Preoperative preparation, disinfection and determination of the gastrostomy puncture site are the same as the pull method. Before the puncture needle is used for abdominal wall-gastric wall puncture, the gastric wall and abdominal wall are fixed with surgical sutures 1-2 cm above and below the puncture site of the gastrostomy, then the sheathed puncture needle is used to puncture, and the puncture needle is withdrawn after reaching the gastric cavity, the fistula tube is inserted from the trocar, water is injected into the balloon of the fistula tube, the sheath is peeled off and removed, and under endoscopic surveillance Under endoscopic surveillance, the fistula balloon was made sure to be in close contact with the gastric wall, and the abdominal wall was disinfected and the gastrostomy catheter was fixed. The sutures securing the gastric wall are removed one week after the procedure.
Since the Pull method was proposed, there are few methodological changes, no sutures are required throughout the procedure, less trauma, higher patient comfort, and simple postoperative care, so the drag-out method is still the predominant and most commonly used method of tube placement in current clinical applications. However, in recent years, with the promotion of the Introducer method in clinical applications, its advantages have gradually emerged, and the two are now compared as follows.
(1) Pull method requires two gastroscopic insertions, while Introducer method requires only one gastroscopic insertion, which avoids the possibility of local bleeding, laryngeal edema, asphyxia, tumor implantation and metastasis that may be caused by repeated endoscopic insertion, and reduces the incidence of fistula infection, especially for patients with head and neck tumors, pharyngeal or upper esophageal stenosis who may benefit more.
(2) The Introducer method of gastrostomy requires two sutures of the stomach and abdominal wall, and although a second gastroscopic insertion is not required, the actual operative time required for fistula is roughly comparable to that of the Pull method.
(3) The Introducer method does not require reinsertion of the endoscope when changing the catheter, so it has a greater advantage in clinical application and facilitates early detection of possible displacement of the gastrostomy tube.
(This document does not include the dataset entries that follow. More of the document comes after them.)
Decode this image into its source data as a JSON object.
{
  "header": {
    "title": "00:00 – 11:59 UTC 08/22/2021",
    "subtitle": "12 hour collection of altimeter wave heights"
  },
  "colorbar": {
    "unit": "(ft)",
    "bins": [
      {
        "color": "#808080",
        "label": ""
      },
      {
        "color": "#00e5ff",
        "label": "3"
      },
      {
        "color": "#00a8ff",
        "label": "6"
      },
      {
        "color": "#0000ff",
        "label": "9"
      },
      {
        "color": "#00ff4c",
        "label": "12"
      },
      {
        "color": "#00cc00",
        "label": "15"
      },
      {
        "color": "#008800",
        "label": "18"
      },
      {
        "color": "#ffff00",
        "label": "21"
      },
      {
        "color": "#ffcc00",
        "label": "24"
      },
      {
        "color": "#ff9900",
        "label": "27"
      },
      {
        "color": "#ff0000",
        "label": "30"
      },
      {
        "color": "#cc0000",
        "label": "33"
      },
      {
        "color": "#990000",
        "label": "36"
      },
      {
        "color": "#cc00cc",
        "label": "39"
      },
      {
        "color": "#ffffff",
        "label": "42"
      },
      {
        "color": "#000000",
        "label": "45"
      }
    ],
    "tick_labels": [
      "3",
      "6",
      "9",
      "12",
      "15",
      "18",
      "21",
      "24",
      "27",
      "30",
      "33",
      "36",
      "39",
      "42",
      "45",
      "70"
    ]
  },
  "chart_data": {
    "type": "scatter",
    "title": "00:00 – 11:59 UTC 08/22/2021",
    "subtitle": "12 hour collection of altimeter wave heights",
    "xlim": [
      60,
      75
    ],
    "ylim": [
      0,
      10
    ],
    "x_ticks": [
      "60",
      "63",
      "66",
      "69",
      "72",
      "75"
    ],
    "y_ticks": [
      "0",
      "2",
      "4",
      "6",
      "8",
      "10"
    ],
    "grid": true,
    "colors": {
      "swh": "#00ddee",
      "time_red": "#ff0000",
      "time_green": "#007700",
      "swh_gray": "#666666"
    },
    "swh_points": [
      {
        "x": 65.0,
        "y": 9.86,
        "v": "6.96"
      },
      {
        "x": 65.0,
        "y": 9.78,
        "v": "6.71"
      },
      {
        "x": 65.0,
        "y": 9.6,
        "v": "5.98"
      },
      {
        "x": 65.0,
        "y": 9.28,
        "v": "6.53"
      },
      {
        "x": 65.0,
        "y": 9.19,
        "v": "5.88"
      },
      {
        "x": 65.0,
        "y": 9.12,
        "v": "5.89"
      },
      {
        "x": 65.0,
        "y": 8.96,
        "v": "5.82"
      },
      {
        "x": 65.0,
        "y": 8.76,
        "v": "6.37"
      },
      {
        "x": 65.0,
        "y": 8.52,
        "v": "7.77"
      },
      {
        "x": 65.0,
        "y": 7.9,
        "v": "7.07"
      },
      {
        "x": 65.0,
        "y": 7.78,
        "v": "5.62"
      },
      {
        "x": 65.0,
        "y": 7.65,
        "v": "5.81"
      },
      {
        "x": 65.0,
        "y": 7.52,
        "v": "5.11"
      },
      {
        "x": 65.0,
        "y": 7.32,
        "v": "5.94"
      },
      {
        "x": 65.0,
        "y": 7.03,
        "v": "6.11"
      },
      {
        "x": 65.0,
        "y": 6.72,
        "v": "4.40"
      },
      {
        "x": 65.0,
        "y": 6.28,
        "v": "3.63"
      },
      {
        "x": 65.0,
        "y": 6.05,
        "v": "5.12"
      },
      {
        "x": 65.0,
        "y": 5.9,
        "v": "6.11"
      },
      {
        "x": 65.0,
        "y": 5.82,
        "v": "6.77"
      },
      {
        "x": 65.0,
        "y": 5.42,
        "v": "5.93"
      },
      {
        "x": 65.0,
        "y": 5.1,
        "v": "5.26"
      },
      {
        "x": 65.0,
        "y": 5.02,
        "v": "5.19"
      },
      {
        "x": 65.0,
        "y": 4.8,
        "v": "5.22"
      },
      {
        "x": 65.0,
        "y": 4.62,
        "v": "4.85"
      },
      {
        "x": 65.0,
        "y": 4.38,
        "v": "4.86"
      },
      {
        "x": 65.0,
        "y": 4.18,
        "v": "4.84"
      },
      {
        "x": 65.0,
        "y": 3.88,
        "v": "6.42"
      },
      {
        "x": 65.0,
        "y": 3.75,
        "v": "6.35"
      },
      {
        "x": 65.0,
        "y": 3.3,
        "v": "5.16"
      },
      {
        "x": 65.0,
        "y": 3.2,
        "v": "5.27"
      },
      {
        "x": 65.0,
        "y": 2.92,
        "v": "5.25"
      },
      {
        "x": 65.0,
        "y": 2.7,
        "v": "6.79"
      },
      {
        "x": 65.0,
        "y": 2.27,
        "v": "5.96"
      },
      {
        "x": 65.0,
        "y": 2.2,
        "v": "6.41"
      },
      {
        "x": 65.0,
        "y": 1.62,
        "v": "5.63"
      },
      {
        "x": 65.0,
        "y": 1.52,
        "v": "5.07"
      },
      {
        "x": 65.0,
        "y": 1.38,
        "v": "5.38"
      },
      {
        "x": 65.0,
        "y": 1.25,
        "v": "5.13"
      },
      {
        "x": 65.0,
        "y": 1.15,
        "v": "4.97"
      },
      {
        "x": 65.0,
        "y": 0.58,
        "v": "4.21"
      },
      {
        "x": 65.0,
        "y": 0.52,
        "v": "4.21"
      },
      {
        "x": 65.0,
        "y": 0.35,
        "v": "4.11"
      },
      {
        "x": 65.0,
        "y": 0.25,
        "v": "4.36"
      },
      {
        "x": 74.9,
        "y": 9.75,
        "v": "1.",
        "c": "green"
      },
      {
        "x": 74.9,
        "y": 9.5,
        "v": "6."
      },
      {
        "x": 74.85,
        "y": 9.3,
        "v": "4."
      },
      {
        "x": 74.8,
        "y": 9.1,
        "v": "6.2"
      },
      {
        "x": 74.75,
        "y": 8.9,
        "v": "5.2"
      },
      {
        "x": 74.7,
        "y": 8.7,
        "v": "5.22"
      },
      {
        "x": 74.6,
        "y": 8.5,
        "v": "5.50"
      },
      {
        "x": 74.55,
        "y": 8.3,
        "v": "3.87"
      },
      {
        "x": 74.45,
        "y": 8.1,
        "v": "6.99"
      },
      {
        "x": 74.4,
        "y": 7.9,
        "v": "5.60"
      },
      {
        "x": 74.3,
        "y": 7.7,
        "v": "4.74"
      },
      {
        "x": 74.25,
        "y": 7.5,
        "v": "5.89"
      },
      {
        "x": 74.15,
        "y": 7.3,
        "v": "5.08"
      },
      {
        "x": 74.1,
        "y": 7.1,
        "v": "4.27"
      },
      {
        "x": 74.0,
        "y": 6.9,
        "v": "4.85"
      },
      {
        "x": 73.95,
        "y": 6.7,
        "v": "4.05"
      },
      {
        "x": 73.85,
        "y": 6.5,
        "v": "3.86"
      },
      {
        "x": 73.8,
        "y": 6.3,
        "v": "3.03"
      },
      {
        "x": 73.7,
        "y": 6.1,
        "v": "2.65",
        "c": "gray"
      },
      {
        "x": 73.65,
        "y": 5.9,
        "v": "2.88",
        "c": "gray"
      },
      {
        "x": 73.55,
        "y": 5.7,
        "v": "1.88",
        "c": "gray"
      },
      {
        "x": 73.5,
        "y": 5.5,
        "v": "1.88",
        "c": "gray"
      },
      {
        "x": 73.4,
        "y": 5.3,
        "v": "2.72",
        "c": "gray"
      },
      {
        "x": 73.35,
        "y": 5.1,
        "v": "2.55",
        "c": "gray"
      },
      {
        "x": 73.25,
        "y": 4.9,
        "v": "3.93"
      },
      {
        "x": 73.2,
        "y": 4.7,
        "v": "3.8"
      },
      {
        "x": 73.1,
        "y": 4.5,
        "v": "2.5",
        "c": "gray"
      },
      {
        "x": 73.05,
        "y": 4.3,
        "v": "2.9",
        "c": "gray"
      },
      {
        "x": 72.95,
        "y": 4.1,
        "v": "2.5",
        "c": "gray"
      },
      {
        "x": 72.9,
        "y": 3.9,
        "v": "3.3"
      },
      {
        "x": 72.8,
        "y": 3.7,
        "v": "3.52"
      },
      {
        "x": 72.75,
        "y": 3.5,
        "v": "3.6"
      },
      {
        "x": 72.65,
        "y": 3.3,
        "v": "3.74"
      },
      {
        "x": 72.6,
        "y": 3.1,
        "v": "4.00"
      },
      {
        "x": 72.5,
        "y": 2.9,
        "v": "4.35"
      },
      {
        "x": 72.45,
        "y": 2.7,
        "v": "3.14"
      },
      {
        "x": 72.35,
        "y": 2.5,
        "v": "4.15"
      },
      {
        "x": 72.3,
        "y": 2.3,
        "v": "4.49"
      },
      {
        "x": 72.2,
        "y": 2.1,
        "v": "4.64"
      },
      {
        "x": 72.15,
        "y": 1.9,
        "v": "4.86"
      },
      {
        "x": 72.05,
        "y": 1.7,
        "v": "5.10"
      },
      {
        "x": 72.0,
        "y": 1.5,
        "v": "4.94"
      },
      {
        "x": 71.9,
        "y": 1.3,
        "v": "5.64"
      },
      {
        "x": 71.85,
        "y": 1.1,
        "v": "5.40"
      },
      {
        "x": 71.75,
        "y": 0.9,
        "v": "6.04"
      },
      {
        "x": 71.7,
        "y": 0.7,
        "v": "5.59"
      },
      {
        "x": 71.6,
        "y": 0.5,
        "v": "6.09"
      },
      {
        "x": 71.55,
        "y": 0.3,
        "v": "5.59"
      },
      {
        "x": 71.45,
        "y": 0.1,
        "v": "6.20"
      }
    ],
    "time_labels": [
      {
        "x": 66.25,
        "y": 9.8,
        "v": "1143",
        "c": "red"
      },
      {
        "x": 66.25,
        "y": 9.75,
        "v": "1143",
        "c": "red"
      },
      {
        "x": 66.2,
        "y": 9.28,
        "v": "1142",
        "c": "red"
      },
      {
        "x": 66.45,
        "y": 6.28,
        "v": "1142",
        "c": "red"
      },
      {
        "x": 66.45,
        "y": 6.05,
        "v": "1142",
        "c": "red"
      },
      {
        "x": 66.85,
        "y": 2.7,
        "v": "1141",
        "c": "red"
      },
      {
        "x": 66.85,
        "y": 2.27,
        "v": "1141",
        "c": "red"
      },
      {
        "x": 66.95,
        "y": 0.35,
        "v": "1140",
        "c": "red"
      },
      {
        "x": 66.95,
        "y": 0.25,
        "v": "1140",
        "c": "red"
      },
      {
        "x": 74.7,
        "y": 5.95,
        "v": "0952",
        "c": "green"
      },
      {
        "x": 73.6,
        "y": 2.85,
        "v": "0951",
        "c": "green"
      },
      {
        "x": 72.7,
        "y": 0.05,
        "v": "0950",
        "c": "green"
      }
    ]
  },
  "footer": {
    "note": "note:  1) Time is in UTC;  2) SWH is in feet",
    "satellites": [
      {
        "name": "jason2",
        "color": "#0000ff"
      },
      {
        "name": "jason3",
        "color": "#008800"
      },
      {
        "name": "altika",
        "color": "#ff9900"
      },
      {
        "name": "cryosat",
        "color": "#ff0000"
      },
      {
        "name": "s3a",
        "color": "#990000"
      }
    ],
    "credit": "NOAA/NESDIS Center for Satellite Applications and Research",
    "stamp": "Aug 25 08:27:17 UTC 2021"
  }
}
(4) The Introducer method requires weekly water changes for the balloon of the fistula fixed in the gastric lumen, which is a greater amount of care for the family and is not as easy to perform as the Pull method.
The PEG technique provides a safe, effective, non-surgical way to establish long-term enteral nutrition access, and has the advantages of simplicity of operation, fewer complications, less invasiveness, easy tolerance in critically ill patients, simple extubation, and rapid postoperative recovery compared with surgical fistula. Compared with the commonly used nasogastric tube, it can reduce the occurrence of gastroesophageal reflux, esophagitis and aspiration pneumonia, and avoid the irritation of the nasopharynx caused by the thick diameter gastric tube, as well as the erosion and discomfort caused by the long-term pressure and abrasion of the nasogastric tube.
Those with mild disease (such as patients with esophageal fistula) can take the tube out to participate in social activities without affecting their dignity, and those with severe disease can easily care for and facilitate the administration of medication. With the clinical promotion and improvement of the technology, PEG has benefited more and more patients, greatly improving their quality of life, prolonging their life expectancy and significantly improving their prognosis.